Solent Stars - Memories

by Graham Hiley

Graham Hiley was the local sports reporter for the Daily Echo assigned to basketball coverage in the mid to late 1980s. He had succeeded Bob Everett and was the writer of the article that announced "Stars of the court go out" as the Solent Stars club exited from the Carlsberg League at the end of the 1989/90 season after just ten years in existence.

Although over the years he has been only too pleased to acknowledge that the notice of demise was premature - indeed Graham is a spectator still at some of our home games - at the time, things did look bleak. Having reported on the club for a time, he had views as to how the present situation had come about.

"The rot began to set in for the Stars at the start of the 1984-85 season after signing Driller Killer Dan Callandrillo from Bracknell as a panic replacement for Karl Tatham. But with Saiers and TJ Robinson also in the side, Solent now had three Americans. Only two could ever play in one match which meant an extra set of very expensive wages.

The transfer generated enormous excitement among the fans. Solent beat Warrington 91 - 80 at Fleming park to claim the first British Championship. Then in December 1984 came the shock announcement that Solent would fold in a fortnight unless a major sponsor would step in with a rescue bid. While most of the players rallied to the cause and paid their own way to games, superstars Johnson and Callandrillo walked out saying, 'no pay, no play'.

A business consortium fronted by TJ Robinson outbid Portsmouth FC chairman, John Deacon, to save the club at the 11th hour - but things were never the same again. From then on it was more goodwill than hard cash that kept them going. Coach Jim Kelly left for German side Leverkusen and Steve Fitzsimons again took over once more.

Ironically his first game was at home to Telford who had that week been bought by John Deacon who moved the club to Portsmouth. With just six players sticking by the club, Kelly had predicted that the Stars would not win a game all season. In fact, the famous Stars spirit took them within a whisker of Wembley but their flu-hit side was beaten by Worthing in the Play-Off Quarter Finals.

Solent survived to start the 1985-86 season on a shoestring budget but the players continued to give their all and were rewarded with a gritty run to the Prudential Cup Final. Although they were thrashed by Kingston at the Royal Albert Hall (113 - 82) Solent had done enough to prove that they were still a force to be reckoned with.

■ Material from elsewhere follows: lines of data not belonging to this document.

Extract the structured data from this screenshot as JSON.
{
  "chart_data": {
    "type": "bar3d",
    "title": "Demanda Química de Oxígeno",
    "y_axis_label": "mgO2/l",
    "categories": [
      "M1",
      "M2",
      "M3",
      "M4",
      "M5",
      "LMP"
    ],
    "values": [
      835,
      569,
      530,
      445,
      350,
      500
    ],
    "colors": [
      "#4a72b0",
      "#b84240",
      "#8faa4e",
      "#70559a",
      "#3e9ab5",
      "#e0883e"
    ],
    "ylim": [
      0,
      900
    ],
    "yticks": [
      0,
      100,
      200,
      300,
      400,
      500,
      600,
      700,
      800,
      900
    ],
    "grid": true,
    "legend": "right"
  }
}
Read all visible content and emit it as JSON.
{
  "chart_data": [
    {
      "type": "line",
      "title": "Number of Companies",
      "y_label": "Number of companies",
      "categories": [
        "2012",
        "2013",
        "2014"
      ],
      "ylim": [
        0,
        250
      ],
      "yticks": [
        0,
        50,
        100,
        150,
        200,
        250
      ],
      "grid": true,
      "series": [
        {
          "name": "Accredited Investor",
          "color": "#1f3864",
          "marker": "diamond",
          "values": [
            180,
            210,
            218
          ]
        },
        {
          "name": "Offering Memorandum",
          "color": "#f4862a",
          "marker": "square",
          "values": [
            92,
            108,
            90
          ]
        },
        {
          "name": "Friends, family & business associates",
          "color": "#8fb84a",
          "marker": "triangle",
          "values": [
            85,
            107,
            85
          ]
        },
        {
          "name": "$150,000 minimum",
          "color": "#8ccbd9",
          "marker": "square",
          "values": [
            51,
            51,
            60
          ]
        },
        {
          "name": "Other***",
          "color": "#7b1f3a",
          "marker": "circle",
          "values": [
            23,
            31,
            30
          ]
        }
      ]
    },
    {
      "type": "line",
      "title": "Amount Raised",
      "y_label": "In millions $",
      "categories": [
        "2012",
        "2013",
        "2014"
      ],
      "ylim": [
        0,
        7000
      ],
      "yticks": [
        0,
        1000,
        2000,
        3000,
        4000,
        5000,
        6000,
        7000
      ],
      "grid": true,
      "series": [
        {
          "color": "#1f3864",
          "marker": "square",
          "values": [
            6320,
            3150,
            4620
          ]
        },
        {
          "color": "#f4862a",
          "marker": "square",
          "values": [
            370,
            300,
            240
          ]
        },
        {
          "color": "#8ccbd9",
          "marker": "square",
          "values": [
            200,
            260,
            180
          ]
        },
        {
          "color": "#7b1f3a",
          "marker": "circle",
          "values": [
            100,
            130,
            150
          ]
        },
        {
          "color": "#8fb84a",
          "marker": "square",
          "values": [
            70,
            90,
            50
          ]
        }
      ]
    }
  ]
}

Although money was again still in short supply, Paul Philp was installed as a player coach for the 1986 - 87 season, which it seemed that Solent might not see. Then Draper Tools came up with a deal to keep the club afloat but all they could ever hope for was to keep their heads above water even though they harboured faint hopes of making the play-offs.

And that was to be the pattern from then on as directors spent hundreds of hours of their own time desperately seeking sponsors from one season to the next. The Glory Days had gone: it was just a case of survival.

Coach Mark Saiers' knowledge of the college game in America enabled Solent to pick up the talented duo of Phil Smith and Johnny Brown on the cheap and they were able to carry the team until Brown suddenly returned home. Despite pain of a knee injury, Saiers came out of retirement and played his heart out to help the club to the quarter finals of the play offs where they lost to champions Portsmouth. His reward was the sack two months into the new season as the result of another cost-cutting exercise despite sponsorship from A&B Homes. Phil Smith took over but it was always then a question of whether Solent could scrape into the play-offs. Inevitably, they just missed out.

As usual there was a pre-season plea for cash and an anonymous backer carried them through their next season. But this season there was to be no last-minute reprieve. Maybe the people had heard it all before and thought that the club was crying wolf again. This time it was for real. There was no more money available so the only alternative was to drop down to the regional league - a long way from the heights they once reached."